A small object slides without friction from height H=50cm and then loops the vertical loop of radius R=20cm from which a symmetrical section of angle 2A has been removed. find the angle A and flying through the air, the object will reach point B?

To tackle this problem, we need to analyze the motion of the object as it slides down from a height and then enters a vertical loop. The key concepts involved here are energy conservation and projectile motion. Let's break it down step by step.

Understanding the Energy Conservation

Initially, the object has gravitational potential energy when it is at height H. As it slides down, this potential energy converts into kinetic energy. The potential energy (PE) at height H is given by:

• PE = mgh

Where:

• m = mass of the object
• g = acceleration due to gravity (approximately 9.81 m/s²)
• h = height (0.5 m in this case)

At the bottom of the slide, all this potential energy will have converted into kinetic energy (KE), which is expressed as:

• KE = (1/2)mv²

Calculating the Speed at the Bottom

Setting the potential energy equal to the kinetic energy gives us:

• mgh = (1/2)mv²

We can cancel the mass (m) from both sides (assuming it’s not zero), leading to:

• gh = (1/2)v²

Now, substituting h = 0.5 m and g = 9.81 m/s²:

• 9.81 * 0.5 = (1/2)v²
• 4.905 = (1/2)v²
• v² = 9.81
• v = √9.81 ≈ 3.13 m/s

Analyzing the Vertical Loop

Next, we need to consider the vertical loop with radius R = 20 cm (0.2 m). The object will experience centripetal acceleration when it is in the loop. For the object to successfully navigate the loop, it must maintain a minimum speed at the top of the loop to counteract gravitational force. The minimum speed (v_min) at the top of the loop can be derived from the centripetal force requirement:

• mg = (mv²)/R

From this, we can derive:

• v² = gR

Substituting g = 9.81 m/s² and R = 0.2 m:

• v² = 9.81 * 0.2 = 1.962
• v = √1.962 ≈ 1.4 m/s

Since the speed at the bottom (3.13 m/s) is greater than the minimum speed required (1.4 m/s), the object can complete the loop.

Finding the Angle A

Now, we need to determine the angle A for the symmetrical section that has been removed. The object will exit the loop at a certain angle, which we can find using the conservation of energy again. As the object moves through the loop, it will lose some height and thus some potential energy. The height at which the object exits the loop can be calculated based on the geometry of the loop and the angle A.
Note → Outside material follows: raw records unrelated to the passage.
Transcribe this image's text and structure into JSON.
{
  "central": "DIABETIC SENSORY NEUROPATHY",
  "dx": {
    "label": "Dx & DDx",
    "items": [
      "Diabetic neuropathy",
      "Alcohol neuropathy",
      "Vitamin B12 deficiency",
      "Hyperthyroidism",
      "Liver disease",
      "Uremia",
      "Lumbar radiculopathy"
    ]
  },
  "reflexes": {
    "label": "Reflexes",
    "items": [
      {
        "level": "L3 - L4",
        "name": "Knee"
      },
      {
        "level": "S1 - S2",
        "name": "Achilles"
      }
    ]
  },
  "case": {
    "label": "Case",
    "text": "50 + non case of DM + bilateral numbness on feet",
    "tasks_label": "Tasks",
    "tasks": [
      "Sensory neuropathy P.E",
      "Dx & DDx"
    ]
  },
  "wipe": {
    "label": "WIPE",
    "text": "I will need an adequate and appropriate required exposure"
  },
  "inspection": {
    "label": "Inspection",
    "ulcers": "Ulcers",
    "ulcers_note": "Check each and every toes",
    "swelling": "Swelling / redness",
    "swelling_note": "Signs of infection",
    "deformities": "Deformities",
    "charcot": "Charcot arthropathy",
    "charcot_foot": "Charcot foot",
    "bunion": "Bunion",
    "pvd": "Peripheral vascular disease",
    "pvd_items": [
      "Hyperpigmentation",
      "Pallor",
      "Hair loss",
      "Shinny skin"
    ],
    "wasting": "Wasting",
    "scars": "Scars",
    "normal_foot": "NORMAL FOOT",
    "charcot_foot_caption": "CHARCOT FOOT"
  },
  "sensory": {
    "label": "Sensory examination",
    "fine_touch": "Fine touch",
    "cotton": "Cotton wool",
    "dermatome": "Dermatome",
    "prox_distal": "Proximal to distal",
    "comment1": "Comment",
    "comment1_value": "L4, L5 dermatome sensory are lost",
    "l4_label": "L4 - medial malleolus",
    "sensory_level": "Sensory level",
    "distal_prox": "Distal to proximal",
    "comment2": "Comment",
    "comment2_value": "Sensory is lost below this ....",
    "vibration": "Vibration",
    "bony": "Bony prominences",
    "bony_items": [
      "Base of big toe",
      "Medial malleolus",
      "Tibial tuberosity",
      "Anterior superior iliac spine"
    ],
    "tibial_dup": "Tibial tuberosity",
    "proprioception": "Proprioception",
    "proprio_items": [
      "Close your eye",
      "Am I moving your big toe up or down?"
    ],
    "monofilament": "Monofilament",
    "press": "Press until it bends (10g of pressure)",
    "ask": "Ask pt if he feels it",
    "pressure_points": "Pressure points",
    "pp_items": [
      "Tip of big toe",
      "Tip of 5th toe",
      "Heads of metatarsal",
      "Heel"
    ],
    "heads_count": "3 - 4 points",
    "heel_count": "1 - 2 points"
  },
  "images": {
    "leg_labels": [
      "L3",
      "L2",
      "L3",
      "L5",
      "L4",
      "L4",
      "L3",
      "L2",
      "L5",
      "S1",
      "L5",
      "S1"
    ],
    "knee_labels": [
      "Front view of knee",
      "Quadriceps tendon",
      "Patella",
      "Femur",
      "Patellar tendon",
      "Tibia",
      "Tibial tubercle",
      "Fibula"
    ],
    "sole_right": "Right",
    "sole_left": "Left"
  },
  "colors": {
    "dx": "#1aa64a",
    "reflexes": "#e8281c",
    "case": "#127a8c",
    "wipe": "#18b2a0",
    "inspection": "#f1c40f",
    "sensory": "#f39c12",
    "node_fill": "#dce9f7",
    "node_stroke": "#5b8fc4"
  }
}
Let’s denote the height at which the object exits the loop as h_exit. The height at the top of the loop is R (0.2 m), and the object will exit at an angle A, which means it will lose height based on the cosine of that angle:

• h_exit = R(1 - cos(A))

Using energy conservation again, the potential energy lost equals the kinetic energy gained:

• mgh_exit = (1/2)mv²

Substituting for h_exit:

• mgR(1 - cos(A)) = (1/2)mv²

Canceling m and rearranging gives:

• gR(1 - cos(A)) = (1/2)v²

Substituting the values we have:

• 9.81 * 0.2(1 - cos(A)) = (1/2)(3.13)²

Calculating the right side:

• 9.81 * 0.2(1 - cos(A)) = 4.905

Now, solving for cos(A):

• 1 - cos(A) = 4.905 / (9.81 * 0.2)
• 1 - cos(A) = 4.905 / 1.962
• 1 - cos(A) ≈ 2.5

This indicates that A is not physically possible since the cosine function cannot exceed 1. Therefore, we need to reassess the conditions under which the object exits the loop. The object will exit the loop at the angle where the centripetal force equals gravitational force, which typically occurs at the top of the loop.

Determining the Exit Point B

As the object exits the loop, it will follow a projectile motion path. The exit speed can be calculated using the speed at the top of the loop, which is the minimum speed required to maintain the circular motion. The angle of projection will determine how far it travels horizontally before hitting the ground.

Using the angle of exit and the speed, we can apply projectile motion equations to find the horizontal distance to point B. The horizontal distance can be calculated using:

• Range = (v * cos(θ) * t)

Where θ is the angle of exit and t is the time of flight, which can be calculated based on the vertical drop from the height of the loop to the ground.

In summary, the angle A is determined by the conditions of motion and energy conservation, and the object will reach point B based on its exit speed and angle. To find the exact numerical value for A and the distance to B, further calculations involving the specific geometry of the loop and the trajectory would be necessary.